Sure, we probably don’t know enough to make the calculation accurately with the virus, but that is nothing new.
Michael
Apr 1 2020 at 10:05pm
A risky probabilistic game like Russian roulette provides a clean tradeoff between one’s life vs one’s wealth.
In real life, we rarely have that kind of certainty.
During the “should we reopen everything by Easter” debate, we could be reasonably certain that either choice would lead to significant loss of life and significant devastation to the economy, the magnitudes of which were heavily dependent on one;s starting assumptions. That’s not how most people framed the decision, however.
Michael Rulle
Apr 2 2020 at 9:30am
Re: the essay itself by Roger Koppl
The existence of licensing requirements across the board, from hair stylists to doctors and almost anything one can imagine, has been a feature of our country for a long time. It probably started out innocently enough to be check on those prone to take advantage of others. Now it has become the method by which various groups systematically take advantage of everyone—-similar to a guild system. Politicians and Governments benefit from these laws by fees and contributions. Same with Professors, as I am sure Prof Koppl would agree—I assume.
There are obviously many theoretical solutions to these problems, but when the state——and most of the people——support these systems or are indifferent—it’s not changing. Personally, as a matter of habit, I do not believe anything from studies where the self interest of the producer of such studies is clear—-or where the statistical complexity required is so great that it would almost be idiotic to believe it.

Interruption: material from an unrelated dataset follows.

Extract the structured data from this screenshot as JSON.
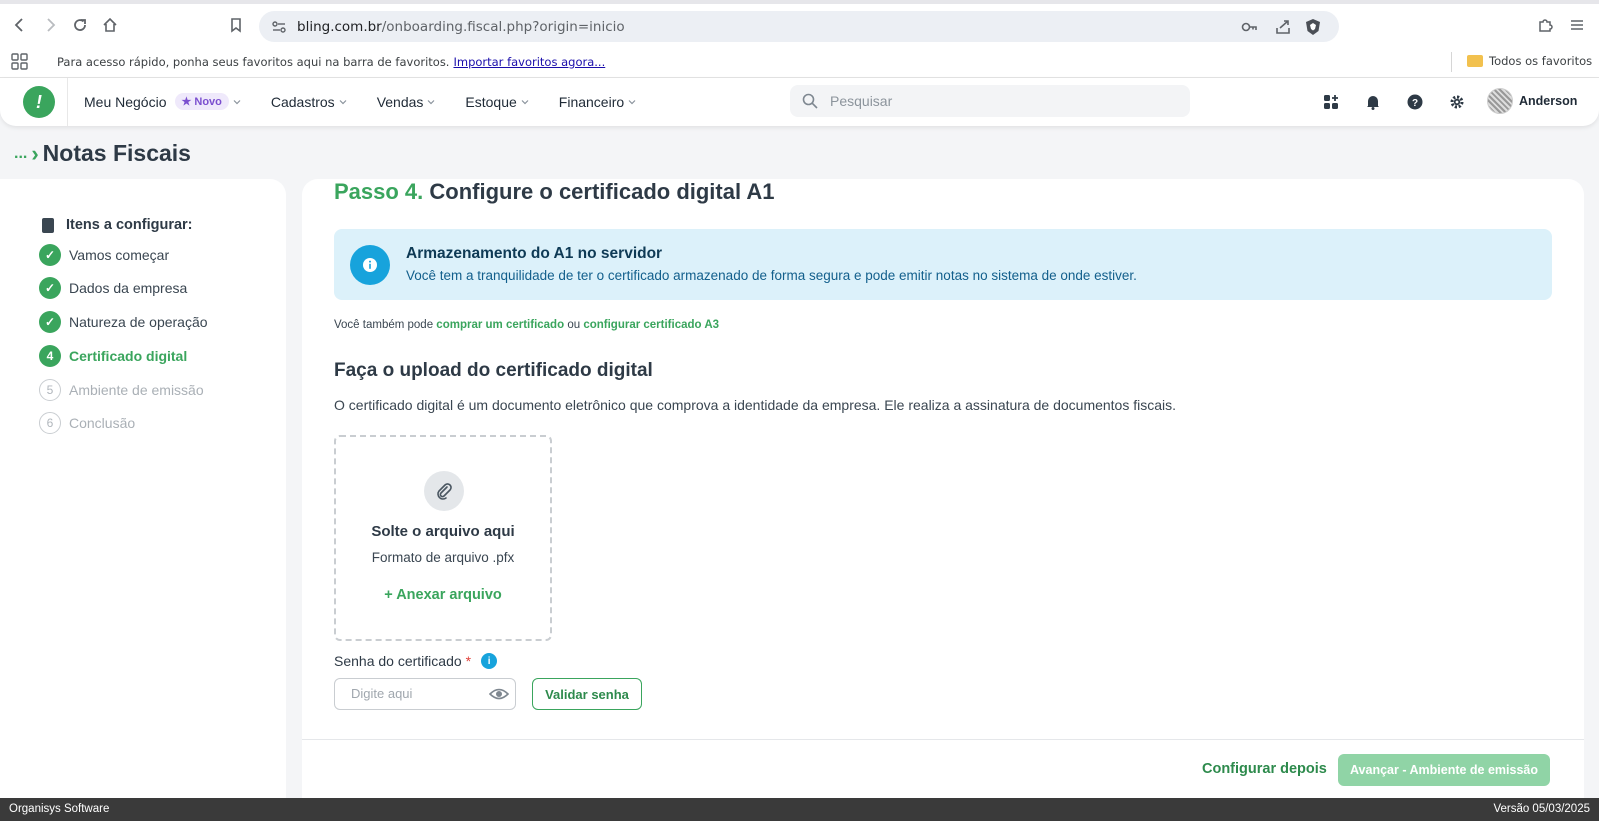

To use a too simple example——-everyone is impressed with physics. But their science is easy by comparison, for example, to climate science or economics—-the latter two being very opaque to science’s desire to understand. Einstein was a nobody—a literal clerk stuck in a ridiculous bureaucratic Swiss patent office. But within 13 years a solar eclipse in South Africa was able to “confirm” a prediction. Anybody can produce science if the science is good—-no one prevents it from happening—-as much as guilds do hold the paying jobs.
As it relates to this virus—-as Julian Simon often remarked——-sometimes you don’t need science or statistics to see the obvious. A Tornado does not require genius to know you have to get out of the way.
We all have likely had many “what if’s” about how to respond to this virus—-and who knows about 2million versus 200k etc——and even who knows if we were ignorant of this existing at all whether we would even perceive the outcomes as different than normal—-after all, the current deaths are still a rounding error. I do worry about this greatly—-with no exit strategy other than a vaccine. YET—-once we started to count—-it was impossible to not do what we are currently doing.